There are stress-balls and a shawl, coasters and blankets, as well as basic mandalas. The patterns are clear and well laid-out, and are written using UK crochet terms, though presumably that won’t apply to the US edition. Visually, the book is appealing, with its fresh, bright, layout and the playful hand-drawn doodles amongst the photographs. Can’t fault the design team.
Crochet Therapy was written by a physio-turned-wellbeing-coach, who’s made a mission of bringing the holistic benefits of yarnery to a wide audience. As a physio, she’s well-placed to understand the effects of the small physical movements involved in knitting/crochet, and she set up Stitchlinks, an organisation founded to bring the therapeutic and wellbeing benefits of yarn-craft to as many people as possible.
As for the meditation exercises, the instructions are clear (although as Corkhill suggests, you may wish to record them on your phone so that you don’t have to keep pausing to read the next part).

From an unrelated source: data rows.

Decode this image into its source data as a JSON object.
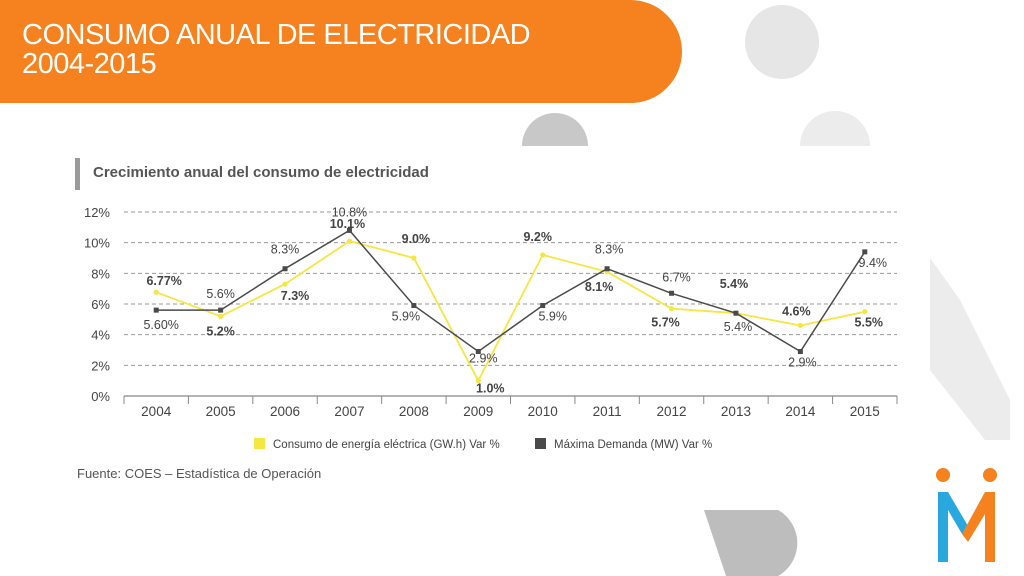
{
  "header": {
    "title_line1": "CONSUMO ANUAL DE ELECTRICIDAD",
    "title_line2": "2004-2015"
  },
  "colors": {
    "banner": "#f5821f",
    "series_consumo": "#f5e642",
    "series_demanda": "#4a4a4a",
    "logo_orange": "#f5821f",
    "logo_blue": "#29a8e0",
    "decor_gray": "#e6e6e6"
  },
  "icons": {
    "logo": "logo-icon"
  },
  "chart_data": {
    "type": "line",
    "title": "Crecimiento anual del consumo de electricidad",
    "categories": [
      "2004",
      "2005",
      "2006",
      "2007",
      "2008",
      "2009",
      "2010",
      "2011",
      "2012",
      "2013",
      "2014",
      "2015"
    ],
    "yticks": [
      "0%",
      "2%",
      "4%",
      "6%",
      "8%",
      "10%",
      "12%"
    ],
    "ylim": [
      0,
      12
    ],
    "grid": true,
    "legend_position": "bottom",
    "series": [
      {
        "name": "Consumo de energía eléctrica (GW.h) Var %",
        "values": [
          6.77,
          5.2,
          7.3,
          10.1,
          9.0,
          1.0,
          9.2,
          8.1,
          5.7,
          5.4,
          4.6,
          5.5
        ],
        "labels": [
          "6.77%",
          "5.2%",
          "7.3%",
          "10.1%",
          "9.0%",
          "1.0%",
          "9.2%",
          "8.1%",
          "5.7%",
          "5.4%",
          "4.6%",
          "5.5%"
        ]
      },
      {
        "name": "Máxima Demanda (MW) Var %",
        "values": [
          5.6,
          5.6,
          8.3,
          10.8,
          5.9,
          2.9,
          5.9,
          8.3,
          6.7,
          5.4,
          2.9,
          9.4
        ],
        "labels": [
          "5.60%",
          "5.6%",
          "8.3%",
          "10.8%",
          "5.9%",
          "2.9%",
          "5.9%",
          "8.3%",
          "6.7%",
          "5.4%",
          "2.9%",
          "9.4%"
        ]
      }
    ],
    "source": "Fuente: COES – Estadística de Operación"
  }
}
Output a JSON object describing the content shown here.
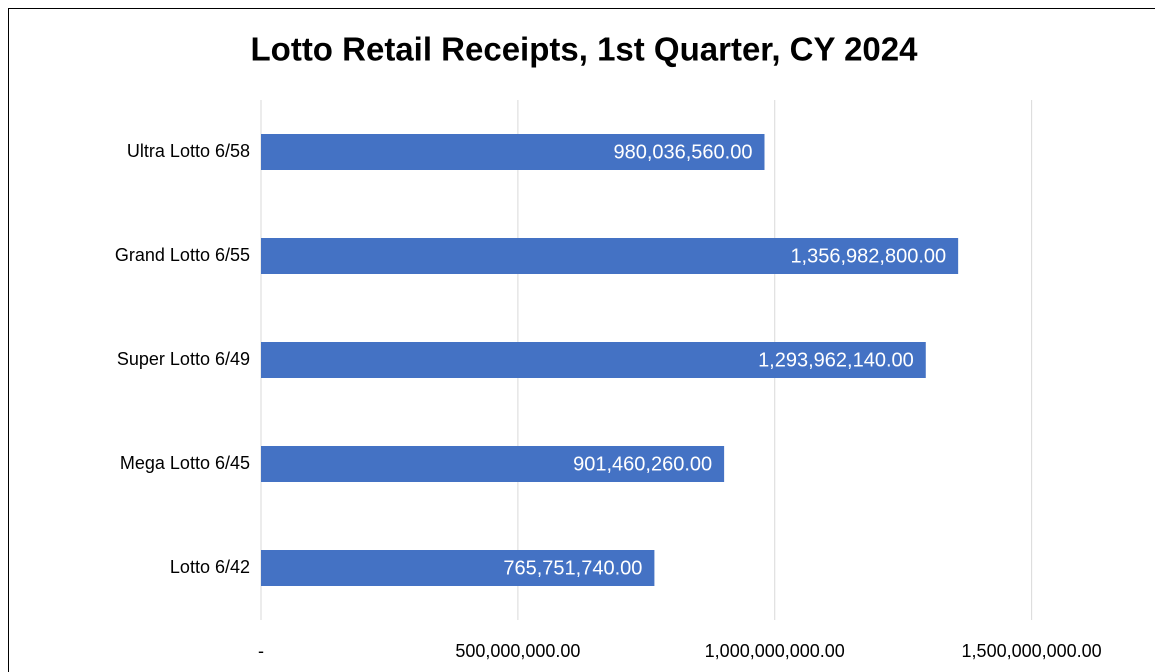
{
  "chart_data": {
    "type": "bar",
    "orientation": "horizontal",
    "title": "Lotto Retail Receipts, 1st Quarter, CY 2024",
    "categories": [
      "Ultra Lotto 6/58",
      "Grand Lotto 6/55",
      "Super Lotto 6/49",
      "Mega Lotto 6/45",
      "Lotto 6/42"
    ],
    "values": [
      980036560,
      1356982800,
      1293962140,
      901460260,
      765751740
    ],
    "value_labels": [
      "980,036,560.00",
      "1,356,982,800.00",
      "1,293,962,140.00",
      "901,460,260.00",
      "765,751,740.00"
    ],
    "color": "#4472c4",
    "xlim": [
      0,
      1600000000
    ],
    "xticks": [
      {
        "value": 0,
        "label": "-"
      },
      {
        "value": 500000000,
        "label": "500,000,000.00"
      },
      {
        "value": 1000000000,
        "label": "1,000,000,000.00"
      },
      {
        "value": 1500000000,
        "label": "1,500,000,000.00"
      }
    ],
    "grid": true
  }
}
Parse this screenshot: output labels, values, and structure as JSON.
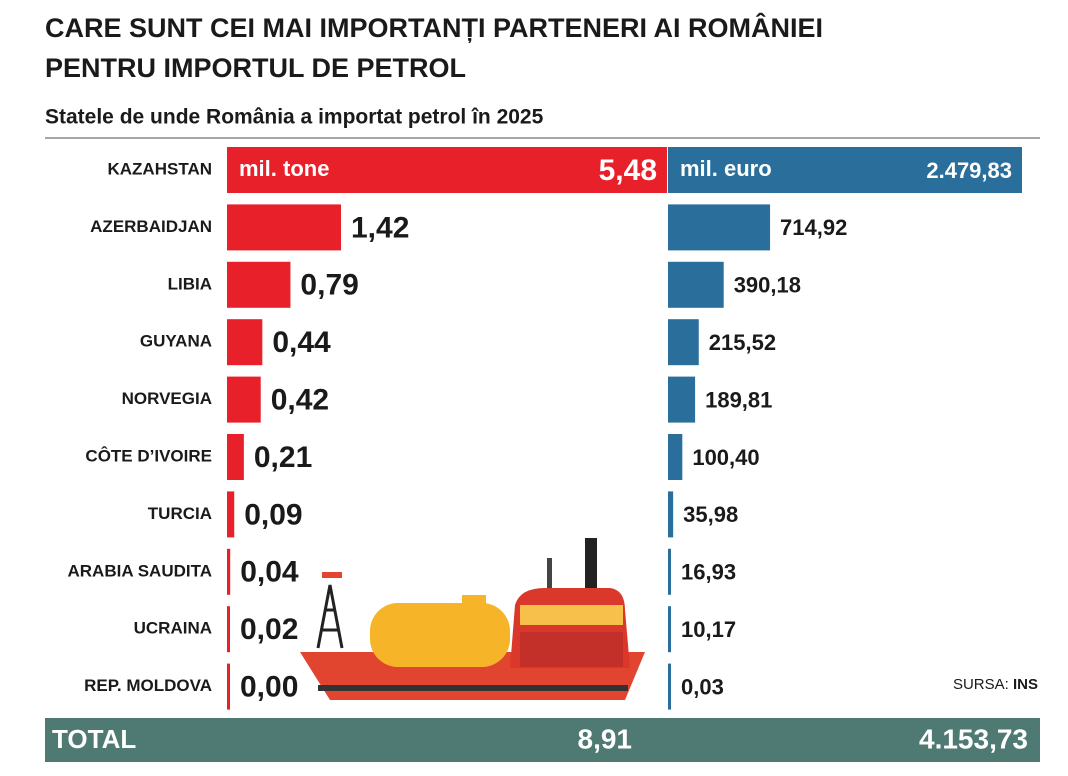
{
  "chart_data": {
    "type": "bar",
    "title": [
      "CARE SUNT CEI MAI IMPORTANȚI PARTENERI AI ROMÂNIEI",
      "PENTRU IMPORTUL DE PETROL"
    ],
    "subtitle": "Statele de unde România a importat petrol în 2025",
    "categories": [
      "KAZAHSTAN",
      "AZERBAIDJAN",
      "LIBIA",
      "GUYANA",
      "NORVEGIA",
      "CÔTE D’IVOIRE",
      "TURCIA",
      "ARABIA SAUDITA",
      "UCRAINA",
      "REP. MOLDOVA"
    ],
    "series": [
      {
        "name": "mil. tone",
        "color": "#e8202a",
        "values": [
          5.48,
          1.42,
          0.79,
          0.44,
          0.42,
          0.21,
          0.09,
          0.04,
          0.02,
          0.0
        ],
        "value_labels": [
          "5,48",
          "1,42",
          "0,79",
          "0,44",
          "0,42",
          "0,21",
          "0,09",
          "0,04",
          "0,02",
          "0,00"
        ],
        "total": 8.91,
        "total_label": "8,91"
      },
      {
        "name": "mil. euro",
        "color": "#2a6f9b",
        "values": [
          2479.83,
          714.92,
          390.18,
          215.52,
          189.81,
          100.4,
          35.98,
          16.93,
          10.17,
          0.03
        ],
        "value_labels": [
          "2.479,83",
          "714,92",
          "390,18",
          "215,52",
          "189,81",
          "100,40",
          "35,98",
          "16,93",
          "10,17",
          "0,03"
        ],
        "total": 4153.73,
        "total_label": "4.153,73"
      }
    ],
    "total_name": "TOTAL",
    "source_prefix": "SURSA:",
    "source": "INS"
  }
}
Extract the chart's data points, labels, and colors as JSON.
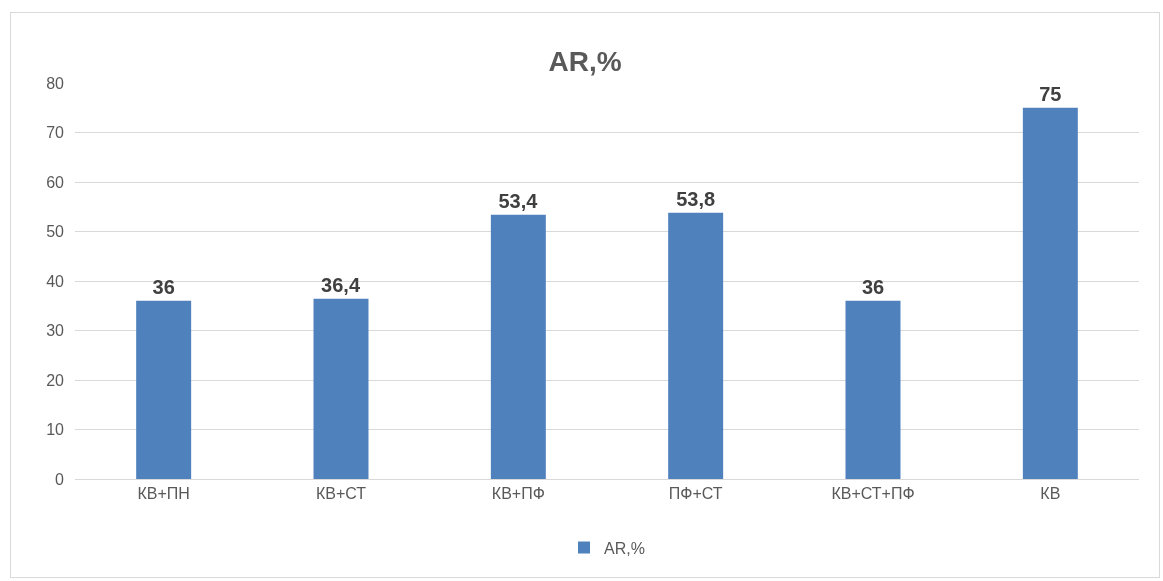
{
  "chart_data": {
    "type": "bar",
    "title": "AR,%",
    "categories": [
      "КВ+ПН",
      "КВ+СТ",
      "КВ+ПФ",
      "ПФ+СТ",
      "КВ+СТ+ПФ",
      "КВ"
    ],
    "series": [
      {
        "name": "AR,%",
        "color": "#4f81bd",
        "values": [
          36,
          36.4,
          53.4,
          53.8,
          36,
          75
        ],
        "value_labels": [
          "36",
          "36,4",
          "53,4",
          "53,8",
          "36",
          "75"
        ]
      }
    ],
    "ylim": [
      0,
      80
    ],
    "yticks": [
      0,
      10,
      20,
      30,
      40,
      50,
      60,
      70,
      80
    ],
    "grid": "y",
    "legend": "bottom"
  }
}
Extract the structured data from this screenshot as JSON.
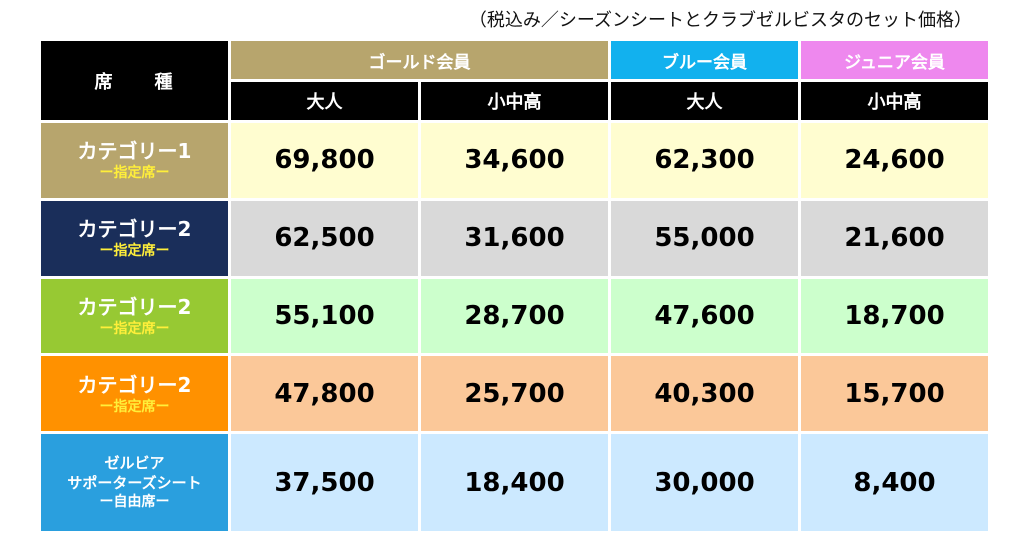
{
  "note": "（税込み／シーズンシートとクラブゼルビスタのセット価格）",
  "header": {
    "seat_label": "席　　種",
    "groups": [
      {
        "label": "ゴールド会員",
        "color": "#b7a56d"
      },
      {
        "label": "ブルー会員",
        "color": "#12b1ee"
      },
      {
        "label": "ジュニア会員",
        "color": "#ee88ee"
      }
    ],
    "subheaders": [
      "大人",
      "小中高",
      "大人",
      "小中高"
    ]
  },
  "rows": [
    {
      "line1": "カテゴリー1",
      "line2": "ー指定席ー",
      "color": "#b7a56d",
      "bg": "#fffdd0",
      "values": [
        "69,800",
        "34,600",
        "62,300",
        "24,600"
      ]
    },
    {
      "line1": "カテゴリー2",
      "line2": "ー指定席ー",
      "color": "#1a2e5a",
      "bg": "#d9d9d9",
      "values": [
        "62,500",
        "31,600",
        "55,000",
        "21,600"
      ]
    },
    {
      "line1": "カテゴリー2",
      "line2": "ー指定席ー",
      "color": "#97c933",
      "bg": "#ccffcc",
      "values": [
        "55,100",
        "28,700",
        "47,600",
        "18,700"
      ]
    },
    {
      "line1": "カテゴリー2",
      "line2": "ー指定席ー",
      "color": "#ff9100",
      "bg": "#fbc899",
      "values": [
        "47,800",
        "25,700",
        "40,300",
        "15,700"
      ]
    },
    {
      "line0": "ゼルビア",
      "line1": "サポーターズシート",
      "line2": "ー自由席ー",
      "color": "#2a9fde",
      "bg": "#cce9ff",
      "values": [
        "37,500",
        "18,400",
        "30,000",
        "8,400"
      ]
    }
  ]
}
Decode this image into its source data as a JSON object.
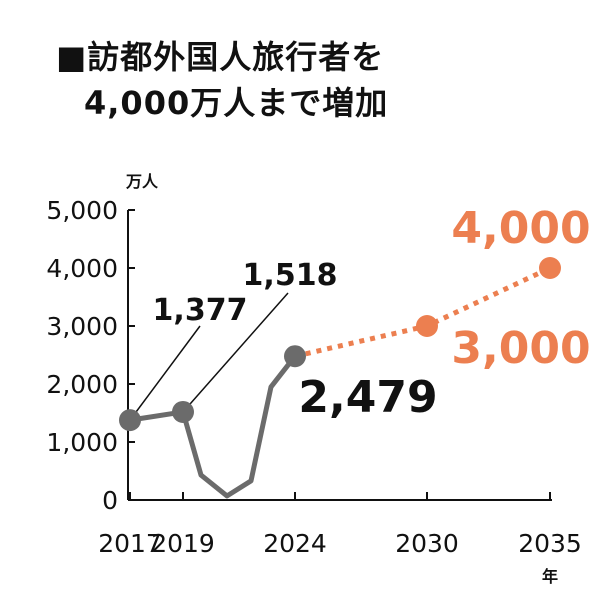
{
  "title": {
    "line1": "■訪都外国人旅行者を",
    "line2": "4,000万人まで増加"
  },
  "colors": {
    "actual": "#6b6b6b",
    "forecast": "#ec7f50",
    "axis": "#111111",
    "text": "#111111"
  },
  "chart_data": {
    "type": "line",
    "title": "■訪都外国人旅行者を 4,000万人まで増加",
    "ylabel_unit": "万人",
    "xlabel_unit": "年",
    "ylim": [
      0,
      5000
    ],
    "yticks": [
      0,
      1000,
      2000,
      3000,
      4000,
      5000
    ],
    "ytick_labels": [
      "0",
      "1,000",
      "2,000",
      "3,000",
      "4,000",
      "5,000"
    ],
    "xticks": [
      {
        "year": 2017,
        "label": "2017"
      },
      {
        "year": 2019,
        "label": "2019"
      },
      {
        "year": 2024,
        "label": "2024"
      },
      {
        "year": 2030,
        "label": "2030"
      },
      {
        "year": 2035,
        "label": "2035"
      }
    ],
    "grid": false,
    "series": [
      {
        "kind": "actual",
        "points": [
          {
            "x": 2017,
            "y": 1377,
            "marker": true,
            "label": "1,377"
          },
          {
            "x": 2019,
            "y": 1518,
            "marker": true,
            "label": "1,518"
          },
          {
            "x": 2020,
            "y": 430,
            "marker": false
          },
          {
            "x": 2021,
            "y": 70,
            "marker": false
          },
          {
            "x": 2022,
            "y": 330,
            "marker": false
          },
          {
            "x": 2023,
            "y": 1950,
            "marker": false
          },
          {
            "x": 2024,
            "y": 2479,
            "marker": true,
            "label": "2,479"
          }
        ]
      },
      {
        "kind": "forecast",
        "points": [
          {
            "x": 2024,
            "y": 2479,
            "marker": false
          },
          {
            "x": 2030,
            "y": 3000,
            "marker": true,
            "label": "3,000"
          },
          {
            "x": 2035,
            "y": 4000,
            "marker": true,
            "label": "4,000"
          }
        ]
      }
    ]
  }
}
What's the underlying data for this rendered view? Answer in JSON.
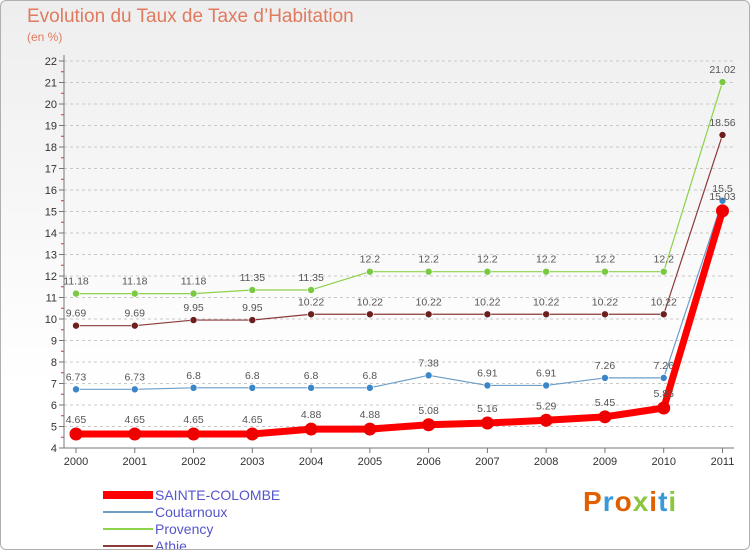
{
  "title": "Evolution du Taux de Taxe d’Habitation",
  "subtitle": "(en %)",
  "logo": {
    "text": "Proxiti",
    "colors": [
      "#e06000",
      "#3a9ad9",
      "#e06000",
      "#8cc63f",
      "#e06000",
      "#3a9ad9",
      "#8cc63f"
    ]
  },
  "chart_data": {
    "type": "line",
    "title": "Evolution du Taux de Taxe d’Habitation",
    "ylabel": "(en %)",
    "xlabel": "",
    "ylim": [
      4,
      22
    ],
    "yticks": [
      4,
      5,
      6,
      7,
      8,
      9,
      10,
      11,
      12,
      13,
      14,
      15,
      16,
      17,
      18,
      19,
      20,
      21,
      22
    ],
    "grid": "horizontal dashed",
    "legend_position": "bottom-left",
    "x": [
      "2000",
      "2001",
      "2002",
      "2003",
      "2004",
      "2005",
      "2006",
      "2007",
      "2008",
      "2009",
      "2010",
      "2011"
    ],
    "series": [
      {
        "name": "Provency",
        "color": "#8cd24a",
        "marker_fill": "#7ac943",
        "width": 1.2,
        "marker": 3.5,
        "values": [
          11.18,
          11.18,
          11.18,
          11.35,
          11.35,
          12.2,
          12.2,
          12.2,
          12.2,
          12.2,
          12.2,
          21.02
        ],
        "labels": [
          "11.18",
          "11.18",
          "11.18",
          "11.35",
          "11.35",
          "12.2",
          "12.2",
          "12.2",
          "12.2",
          "12.2",
          "12.2",
          "21.02"
        ]
      },
      {
        "name": "Athie",
        "color": "#8b3a3a",
        "marker_fill": "#6b1f1f",
        "width": 1.2,
        "marker": 3.5,
        "values": [
          9.69,
          9.69,
          9.95,
          9.95,
          10.22,
          10.22,
          10.22,
          10.22,
          10.22,
          10.22,
          10.22,
          18.56
        ],
        "labels": [
          "9.69",
          "9.69",
          "9.95",
          "9.95",
          "10.22",
          "10.22",
          "10.22",
          "10.22",
          "10.22",
          "10.22",
          "10.22",
          "18.56"
        ]
      },
      {
        "name": "Coutarnoux",
        "color": "#6c9ec8",
        "marker_fill": "#3a86c8",
        "width": 1.2,
        "marker": 3.5,
        "values": [
          6.73,
          6.73,
          6.8,
          6.8,
          6.8,
          6.8,
          7.38,
          6.91,
          6.91,
          7.26,
          7.26,
          15.5
        ],
        "labels": [
          "6.73",
          "6.73",
          "6.8",
          "6.8",
          "6.8",
          "6.8",
          "7.38",
          "6.91",
          "6.91",
          "7.26",
          "7.26",
          "15.5"
        ]
      },
      {
        "name": "SAINTE-COLOMBE",
        "color": "#ff0000",
        "marker_fill": "#ee0000",
        "width": 7,
        "marker": 6.5,
        "values": [
          4.65,
          4.65,
          4.65,
          4.65,
          4.88,
          4.88,
          5.08,
          5.16,
          5.29,
          5.45,
          5.86,
          15.03
        ],
        "labels": [
          "4.65",
          "4.65",
          "4.65",
          "4.65",
          "4.88",
          "4.88",
          "5.08",
          "5.16",
          "5.29",
          "5.45",
          "5.86",
          "15.03"
        ]
      }
    ]
  },
  "legend": [
    {
      "label": "SAINTE-COLOMBE",
      "color": "#ff0000",
      "thickness": 8
    },
    {
      "label": "Coutarnoux",
      "color": "#6c9ec8",
      "thickness": 2
    },
    {
      "label": "Provency",
      "color": "#8cd24a",
      "thickness": 2
    },
    {
      "label": "Athie",
      "color": "#8b3a3a",
      "thickness": 2
    }
  ]
}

Some rely primarily on visualisation (eg of a relaxing beach scene) to be undertaken whilst you hook, whereas others – that I prefer – incorporate the process of moving hook and yarn through your fingers into the meditation itself. I confess at this point that any form of meditation is not my ‘thing’, but if I was to use these exercises regularly, it would be the latter ones involving meditation on the process of stitching that would appeal to me the most.
So all in all, you’ll like this book if:-
- Imagery-based exercises appeal to you.
- You like to focus on the process of crocheting, not just the outcome.
- You’re not a complete beginner, and can happily stitch away without pausing to growl at your mistakes and rip back twenty rounds.
- You’re interested in using craft to enhance your mood and have the opportunity to practise these exercises.
- You’re happy to try all sorts of different and fairly simple projects.
You’ll be marginally less keen if:-
- Meditation and imagery just aren’t your preferred ‘thing’.
- Your idea of a good evening’s crochet involves reinventing the most complex stitch combinations known to humankind, with the need to pay meticulous attention to where you’re up to in the pattern. Also swearing. And wine. (Welcome to my world.)
- You have a near-phobia of anything that sounds to you as though it might be a little bit ‘woo’.